Faculty aren’t the only ones seeing the benefit from a more engaged social media presence. One of Brown’s postdoctoral fellows contacted him about joining the lab specifically because they saw his job advertisement on X. Daniel Shapiro, a biomedical engineering PhD student at Duke, finds that it’s sometimes easier—and faster—to connect with faculty, researchers in industry and even potential investors on platforms like X or LinkedIn.

“You can have the smallest interaction, like a comment on a post, but there is a greater likelihood that you’ll be seen and noticed on that platform than one of the thousand people in their inbox every day,” he said. “I’m interested in going the entrepreneurial route after graduation, and these sites are incredibly useful to get your foot in the door.”

Online Exposure–For Better and For Worse

Shapiro has been able to use social media platforms to find fellowships, network with scientists and entrepreneurs, and keep track of publications that relate to his research. But he’s also taken precautionary measures to ensure he doesn’t spend too much time in the virtual world.

“I don’t have the apps on my phone because it’s so easy to sit down and scroll for hours and hours. The apps are engineered to keep your attention,” said Shapiro. “The most successful people are often elevated by the algorithms, so you see them a lot. It’s very easy to get stuck comparing yourself and worrying about your accomplishments. You need to remind yourself when to take a step back.”

“There are two things that I try to protect at all times—my time and attention,” echoed Brown. It’s this mantra that recently led him to take a step back from X. He still plans to post his research papers and job openings, but he wants to otherwise limit his engagement with the site, at least for the time being.

“The quantum community that was on X basically crashed when the platform changed leadership in 2022, and the sad thing for me is that I haven’t seen anything take its place. Our community was very diverse, but as X underwent changes, the platform felt like it got much more antagonistic.” – Ken Brown

Brown isn’t wrong. According to data collected from the University of Southern California and the University of California, Los Angeles, the daily use of hateful speech nearly doubled after Twitter was sold in 2022. Many who fled X have since landed on LinkedIn and Threads, a platform that spun out through Instagram, but some communities are cautiously returning to X as it stabilizes.

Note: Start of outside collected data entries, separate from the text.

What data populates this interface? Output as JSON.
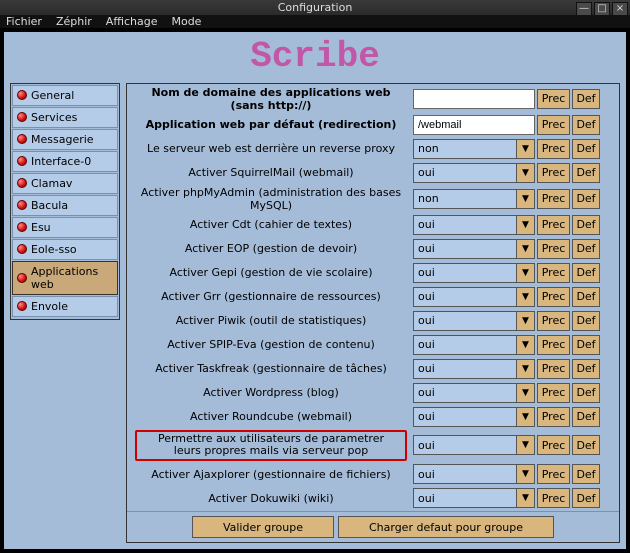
{
  "window": {
    "title": "Configuration",
    "minimize": "—",
    "maximize": "□",
    "close": "×"
  },
  "menu": {
    "file": "Fichier",
    "zephir": "Zéphir",
    "affichage": "Affichage",
    "mode": "Mode"
  },
  "app_title": "Scribe",
  "sidebar": {
    "items": [
      {
        "label": "General"
      },
      {
        "label": "Services"
      },
      {
        "label": "Messagerie"
      },
      {
        "label": "Interface-0"
      },
      {
        "label": "Clamav"
      },
      {
        "label": "Bacula"
      },
      {
        "label": "Esu"
      },
      {
        "label": "Eole-sso"
      },
      {
        "label": "Applications web"
      },
      {
        "label": "Envole"
      }
    ]
  },
  "selected_index": 8,
  "buttons": {
    "prec": "Prec",
    "def": "Def"
  },
  "rows": [
    {
      "label": "Nom de domaine des applications web (sans http://)",
      "value": "",
      "type": "text",
      "bold": true
    },
    {
      "label": "Application web par défaut (redirection)",
      "value": "/webmail",
      "type": "text",
      "bold": true
    },
    {
      "label": "Le serveur web est derrière un reverse proxy",
      "value": "non",
      "type": "select"
    },
    {
      "label": "Activer SquirrelMail (webmail)",
      "value": "oui",
      "type": "select"
    },
    {
      "label": "Activer phpMyAdmin (administration des bases MySQL)",
      "value": "non",
      "type": "select"
    },
    {
      "label": "Activer Cdt (cahier de textes)",
      "value": "oui",
      "type": "select"
    },
    {
      "label": "Activer EOP (gestion de devoir)",
      "value": "oui",
      "type": "select"
    },
    {
      "label": "Activer Gepi (gestion de vie scolaire)",
      "value": "oui",
      "type": "select"
    },
    {
      "label": "Activer Grr (gestionnaire de ressources)",
      "value": "oui",
      "type": "select"
    },
    {
      "label": "Activer Piwik (outil de statistiques)",
      "value": "oui",
      "type": "select"
    },
    {
      "label": "Activer SPIP-Eva (gestion de contenu)",
      "value": "oui",
      "type": "select"
    },
    {
      "label": "Activer Taskfreak (gestionnaire de tâches)",
      "value": "oui",
      "type": "select"
    },
    {
      "label": "Activer Wordpress (blog)",
      "value": "oui",
      "type": "select"
    },
    {
      "label": "Activer Roundcube (webmail)",
      "value": "oui",
      "type": "select"
    },
    {
      "label": "Permettre aux utilisateurs de parametrer leurs propres mails via serveur pop",
      "value": "oui",
      "type": "select",
      "highlight": true
    },
    {
      "label": "Activer Ajaxplorer (gestionnaire de fichiers)",
      "value": "oui",
      "type": "select"
    },
    {
      "label": "Activer Dokuwiki (wiki)",
      "value": "oui",
      "type": "select"
    }
  ],
  "footer": {
    "validate": "Valider groupe",
    "load_default": "Charger defaut pour groupe"
  }
}
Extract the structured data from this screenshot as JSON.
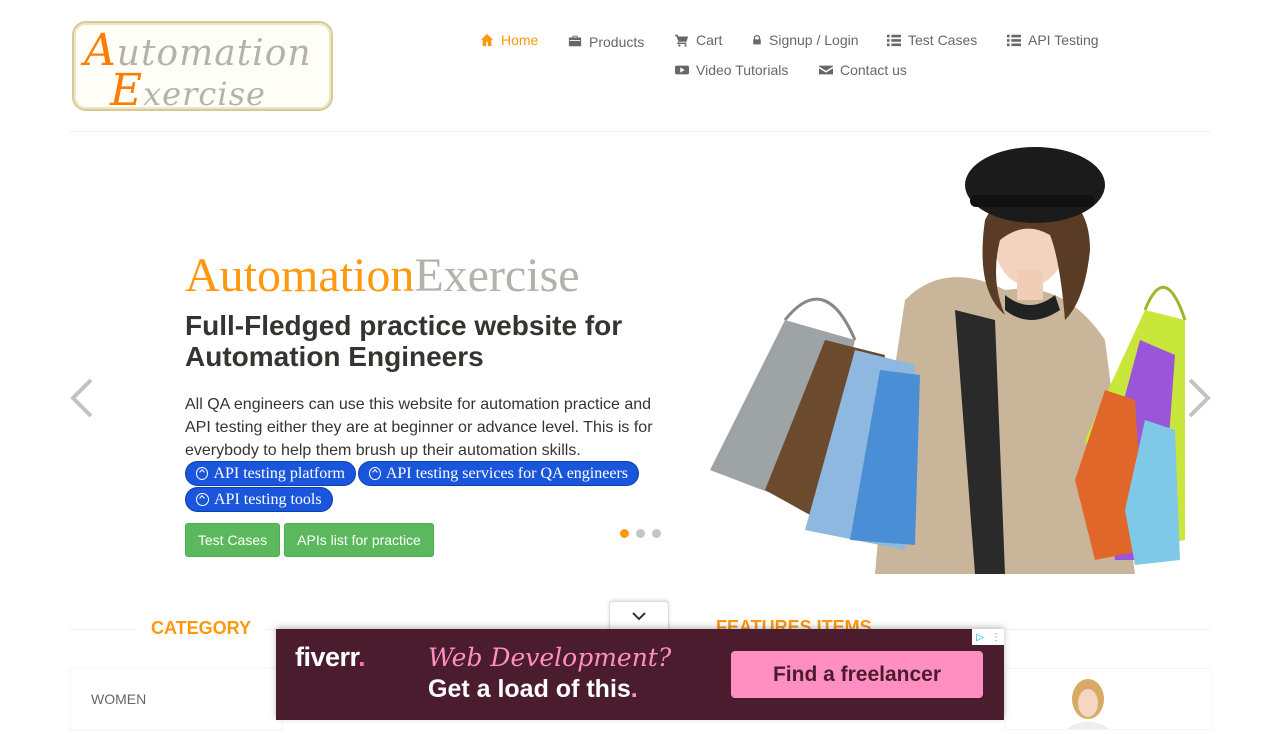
{
  "logo": {
    "line1_cap": "A",
    "line1_rest": "utomation",
    "line2_cap": "E",
    "line2_rest": "xercise"
  },
  "nav": [
    {
      "label": "Home",
      "icon": "home-icon",
      "active": true
    },
    {
      "label": "Products",
      "icon": "briefcase-icon"
    },
    {
      "label": "Cart",
      "icon": "cart-icon"
    },
    {
      "label": "Signup / Login",
      "icon": "lock-icon"
    },
    {
      "label": "Test Cases",
      "icon": "list-icon"
    },
    {
      "label": "API Testing",
      "icon": "list-icon"
    },
    {
      "label": "Video Tutorials",
      "icon": "youtube-icon"
    },
    {
      "label": "Contact us",
      "icon": "envelope-icon"
    }
  ],
  "slider": {
    "title_orange": "Automation",
    "title_gray": "Exercise",
    "subtitle": "Full-Fledged practice website for Automation Engineers",
    "description": "All QA engineers can use this website for automation practice and API testing either they are at beginner or advance level. This is for everybody to help them brush up their automation skills.",
    "ad_links": [
      "API testing platform",
      "API testing services for QA engineers",
      "API testing tools"
    ],
    "buttons": {
      "test_cases": "Test Cases",
      "apis_list": "APIs list for practice"
    },
    "active_slide": 1,
    "slide_count": 3
  },
  "sections": {
    "category": "CATEGORY",
    "features": "FEATURES ITEMS"
  },
  "categories": [
    "WOMEN"
  ],
  "ad": {
    "brand": "fiverr",
    "brand_dot": ".",
    "headline": "Web Development?",
    "tagline": "Get a load of this",
    "tagline_dot": ".",
    "cta": "Find a freelancer"
  },
  "colors": {
    "accent": "#fe980f",
    "button_green": "#5cb85c",
    "ad_bg": "#4a1c2e",
    "ad_pink": "#ff8fc0",
    "pill_blue": "#1a56db"
  }
}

Dinin fully recognizes the problems associated with social media platforms and their role in the ever-growing spread of misinformation. But these issues, he says, make it even more important for experts to effectively take advantage of these applications.

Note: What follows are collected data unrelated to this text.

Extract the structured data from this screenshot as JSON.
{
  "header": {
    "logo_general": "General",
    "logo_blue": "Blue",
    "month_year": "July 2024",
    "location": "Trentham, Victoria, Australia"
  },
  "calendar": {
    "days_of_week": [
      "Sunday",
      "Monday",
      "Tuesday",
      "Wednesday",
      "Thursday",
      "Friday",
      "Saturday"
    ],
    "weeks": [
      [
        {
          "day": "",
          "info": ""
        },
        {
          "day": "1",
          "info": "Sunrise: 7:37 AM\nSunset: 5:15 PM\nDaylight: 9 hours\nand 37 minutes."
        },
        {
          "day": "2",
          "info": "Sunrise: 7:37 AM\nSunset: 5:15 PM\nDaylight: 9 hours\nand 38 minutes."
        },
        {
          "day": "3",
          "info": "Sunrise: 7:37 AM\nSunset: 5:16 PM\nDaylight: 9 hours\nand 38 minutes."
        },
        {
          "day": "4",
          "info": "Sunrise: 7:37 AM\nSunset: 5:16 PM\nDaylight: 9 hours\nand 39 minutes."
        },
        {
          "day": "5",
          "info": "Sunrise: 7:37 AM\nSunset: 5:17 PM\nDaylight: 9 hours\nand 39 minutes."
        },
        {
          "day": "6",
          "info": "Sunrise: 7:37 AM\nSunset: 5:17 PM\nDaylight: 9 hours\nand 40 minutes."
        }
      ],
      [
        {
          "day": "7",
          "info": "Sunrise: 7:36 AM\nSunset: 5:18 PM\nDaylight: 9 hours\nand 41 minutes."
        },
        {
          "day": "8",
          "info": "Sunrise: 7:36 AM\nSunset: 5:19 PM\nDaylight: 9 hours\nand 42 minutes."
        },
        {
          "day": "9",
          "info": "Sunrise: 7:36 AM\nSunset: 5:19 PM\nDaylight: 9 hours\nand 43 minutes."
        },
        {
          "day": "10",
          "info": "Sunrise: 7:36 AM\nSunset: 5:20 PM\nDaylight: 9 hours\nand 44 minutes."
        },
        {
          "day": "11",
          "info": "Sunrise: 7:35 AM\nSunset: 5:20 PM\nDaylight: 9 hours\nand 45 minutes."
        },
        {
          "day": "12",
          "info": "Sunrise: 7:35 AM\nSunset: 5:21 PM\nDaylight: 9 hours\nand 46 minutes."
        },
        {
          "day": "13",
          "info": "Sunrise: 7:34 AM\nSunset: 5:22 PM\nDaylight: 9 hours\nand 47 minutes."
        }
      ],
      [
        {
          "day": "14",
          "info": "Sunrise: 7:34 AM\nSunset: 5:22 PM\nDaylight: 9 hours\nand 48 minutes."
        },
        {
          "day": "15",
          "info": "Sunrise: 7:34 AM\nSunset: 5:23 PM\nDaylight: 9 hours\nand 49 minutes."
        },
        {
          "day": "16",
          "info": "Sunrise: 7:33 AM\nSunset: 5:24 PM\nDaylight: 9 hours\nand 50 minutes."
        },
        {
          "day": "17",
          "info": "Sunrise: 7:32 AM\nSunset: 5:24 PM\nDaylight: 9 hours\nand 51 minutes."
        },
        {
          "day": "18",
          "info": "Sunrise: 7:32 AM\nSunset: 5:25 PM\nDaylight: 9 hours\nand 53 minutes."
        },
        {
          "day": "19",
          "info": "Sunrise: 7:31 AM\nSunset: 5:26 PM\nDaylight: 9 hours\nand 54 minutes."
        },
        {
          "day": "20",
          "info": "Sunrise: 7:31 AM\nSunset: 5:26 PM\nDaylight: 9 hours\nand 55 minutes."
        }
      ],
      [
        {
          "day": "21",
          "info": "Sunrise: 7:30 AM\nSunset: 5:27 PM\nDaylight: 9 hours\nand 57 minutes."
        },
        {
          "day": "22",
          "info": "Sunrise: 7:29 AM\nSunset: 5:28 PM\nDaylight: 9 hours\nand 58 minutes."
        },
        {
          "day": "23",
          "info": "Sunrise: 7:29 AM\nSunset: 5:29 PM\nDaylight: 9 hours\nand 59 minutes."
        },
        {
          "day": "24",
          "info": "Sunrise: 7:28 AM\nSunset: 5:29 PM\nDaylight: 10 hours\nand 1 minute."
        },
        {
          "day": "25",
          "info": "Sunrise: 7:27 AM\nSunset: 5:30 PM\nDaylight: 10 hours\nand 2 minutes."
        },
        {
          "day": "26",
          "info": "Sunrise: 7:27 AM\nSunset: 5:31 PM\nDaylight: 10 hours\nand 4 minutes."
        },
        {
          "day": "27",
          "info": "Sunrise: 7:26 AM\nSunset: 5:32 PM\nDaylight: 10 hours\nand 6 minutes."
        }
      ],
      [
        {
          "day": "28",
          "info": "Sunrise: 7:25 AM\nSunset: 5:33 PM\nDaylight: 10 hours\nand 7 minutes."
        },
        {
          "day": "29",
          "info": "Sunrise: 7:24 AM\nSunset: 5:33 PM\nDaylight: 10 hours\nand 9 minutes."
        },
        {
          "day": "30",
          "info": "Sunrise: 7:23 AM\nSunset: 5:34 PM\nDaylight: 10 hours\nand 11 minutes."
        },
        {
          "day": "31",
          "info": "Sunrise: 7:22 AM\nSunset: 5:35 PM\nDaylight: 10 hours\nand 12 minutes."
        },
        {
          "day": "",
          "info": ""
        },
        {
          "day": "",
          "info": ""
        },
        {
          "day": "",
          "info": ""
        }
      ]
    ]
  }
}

“It isn’t for us to say whether these platforms are good or bad. Social media isn’t going away, so we need to learn how to operate these tools, even with these constraints,” he said. “You can draw a straight line from the printing press to Walt Whitman writing poems and editorials
to YouTube and TikTok. It’s just the next iteration of publication, and once you recognize that, you can recognize the opportunities we have at our fingertips.”